Christmas always seems to be rammed down our throats earlier than feels decent with a sensory overload of decorations and shop music in early November. I got my own early Christmas experience this year with a trip to Bethlehem last month.
And while our supermarkets were being decked out in tinsel, Jesus’ homeland was again in the news as bullets and shells rained down on Gaza and Israel. For a country so fondly imagined on the front of Christmas cards and in carols as quiet and peaceful, Israel and particularly Palestine, is a place of real misery and suffering.

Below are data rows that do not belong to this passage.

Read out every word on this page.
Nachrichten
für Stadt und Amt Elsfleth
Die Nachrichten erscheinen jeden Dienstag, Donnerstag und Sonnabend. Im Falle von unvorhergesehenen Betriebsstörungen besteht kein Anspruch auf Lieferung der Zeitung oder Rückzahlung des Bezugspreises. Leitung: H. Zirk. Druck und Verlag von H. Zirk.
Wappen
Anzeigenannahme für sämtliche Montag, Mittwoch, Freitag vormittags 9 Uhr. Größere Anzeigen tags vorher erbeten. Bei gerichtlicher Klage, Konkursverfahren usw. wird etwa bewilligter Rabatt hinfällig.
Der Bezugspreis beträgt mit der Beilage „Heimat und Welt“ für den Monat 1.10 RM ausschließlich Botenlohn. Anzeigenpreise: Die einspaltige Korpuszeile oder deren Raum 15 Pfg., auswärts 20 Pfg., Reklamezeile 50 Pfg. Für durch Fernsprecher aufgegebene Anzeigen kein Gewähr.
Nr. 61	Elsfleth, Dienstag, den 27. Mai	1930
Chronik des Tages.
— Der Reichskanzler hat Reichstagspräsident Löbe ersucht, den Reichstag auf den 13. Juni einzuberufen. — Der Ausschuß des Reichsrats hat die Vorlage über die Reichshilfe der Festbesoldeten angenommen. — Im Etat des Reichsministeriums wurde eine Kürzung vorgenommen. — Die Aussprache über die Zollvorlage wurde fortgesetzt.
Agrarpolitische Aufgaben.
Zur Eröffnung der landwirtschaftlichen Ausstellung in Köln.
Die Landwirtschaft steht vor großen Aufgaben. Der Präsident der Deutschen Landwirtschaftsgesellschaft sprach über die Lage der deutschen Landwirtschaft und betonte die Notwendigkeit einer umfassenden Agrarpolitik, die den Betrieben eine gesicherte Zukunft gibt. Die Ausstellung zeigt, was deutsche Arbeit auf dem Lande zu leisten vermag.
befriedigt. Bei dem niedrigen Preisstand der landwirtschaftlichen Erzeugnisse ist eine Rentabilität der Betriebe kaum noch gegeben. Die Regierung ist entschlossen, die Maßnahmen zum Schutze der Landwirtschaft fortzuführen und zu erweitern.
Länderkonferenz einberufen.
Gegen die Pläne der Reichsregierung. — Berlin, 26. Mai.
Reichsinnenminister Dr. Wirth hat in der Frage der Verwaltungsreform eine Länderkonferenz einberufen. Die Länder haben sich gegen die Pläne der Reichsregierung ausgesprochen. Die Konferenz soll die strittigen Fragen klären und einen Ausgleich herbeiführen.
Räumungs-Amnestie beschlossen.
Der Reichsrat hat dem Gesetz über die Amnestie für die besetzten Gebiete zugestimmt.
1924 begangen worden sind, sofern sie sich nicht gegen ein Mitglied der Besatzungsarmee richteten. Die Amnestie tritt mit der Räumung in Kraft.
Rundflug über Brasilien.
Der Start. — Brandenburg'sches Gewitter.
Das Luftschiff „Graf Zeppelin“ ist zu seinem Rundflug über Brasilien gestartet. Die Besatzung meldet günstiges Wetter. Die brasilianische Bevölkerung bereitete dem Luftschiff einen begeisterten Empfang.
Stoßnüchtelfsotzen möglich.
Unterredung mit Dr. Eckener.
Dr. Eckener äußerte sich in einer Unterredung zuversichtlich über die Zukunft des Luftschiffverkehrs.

During my visit I spent time at the Church of the Nativity in Bethlehem, the alleged site of Jesus’ birth, and the Church of the Holy Sepulchre in Jerusalem where his empty tomb now resides. Tourists from around the world flock to both sites in their millions every year, to queue up and touch the stones where Jesus was supposedly born and killed (but even my tour guide in Bethlehem admitted the big silver star on the floor marking ‘the spot’ where Mary gave birth had been picked at random).
A couple of days before joining the throngs of tourists, I spent the day in another part of the West Bank – a village called Beit Fajjar, 17 miles from Bethlehem. I was there with a partner organisation of Christian Aid, Physicians for Human Rights (PHRI) – a group of Israeli medics which speaks out against the occupation of Palestine. As well as lobbying their own government to provide better medical services to Palestinians they also run a mobile clinic offering medical services to people unable to get the kind of treatment and care available to citizens of Israel.
The clinic co-ordinator told me he gets calls from 50 villages a week asking for his volunteers to visit them. “There is such a great need. If we had 10 Saturdays a month we’d go.”
The clinic also provides a unique opportunity for Israelis and Palestinians to meet each other in peaceful circumstances. As one PHRI volunteer, Catholic nun Sister Aziza, explained: “The mobile clinic is a like a bridge. We have Jews and Muslims being brought together. I am usually one of the only Christians here and it is very special to be among this community. It is a beautiful event.”
The dusty streets and isolated people of Beit Fajjar feel a world away from the bright lights and wealthy tourist spots of modern-day Jerusalem. As we watched people coming for medical attention – a mirror of those that sought Jesus’ healing in this same land – I wondered where Jesus would be if he was here today. On the tourist trail seeing the sights? Or spending time with the poor and needy only a few miles away?
Sister Aziza said: “Christians from abroad come and visit the holy places, the biblical lands of their roots and go back home but don’t see what is happening here. Their eyes are blind to the occupation. They need to open their eyes. They travel from Jerusalem to Jericho and see Bedouin and Palestinians who cannot even get permission to build even a small house. We need people to ask why this is.
“Many Palestinian Christians can’t even get permission to reach the Church of the Holy Sepulchre in Jerusalem. We need to pray for peace in Palestine. If we don’t pray for peace, we cannot change. I urge the Christian community across the world to pray for us.”
So as we are increasingly surrounded by the trappings of Christmas over the next few weeks, please take a minute to think about the plight of those living in the land of Jesus today.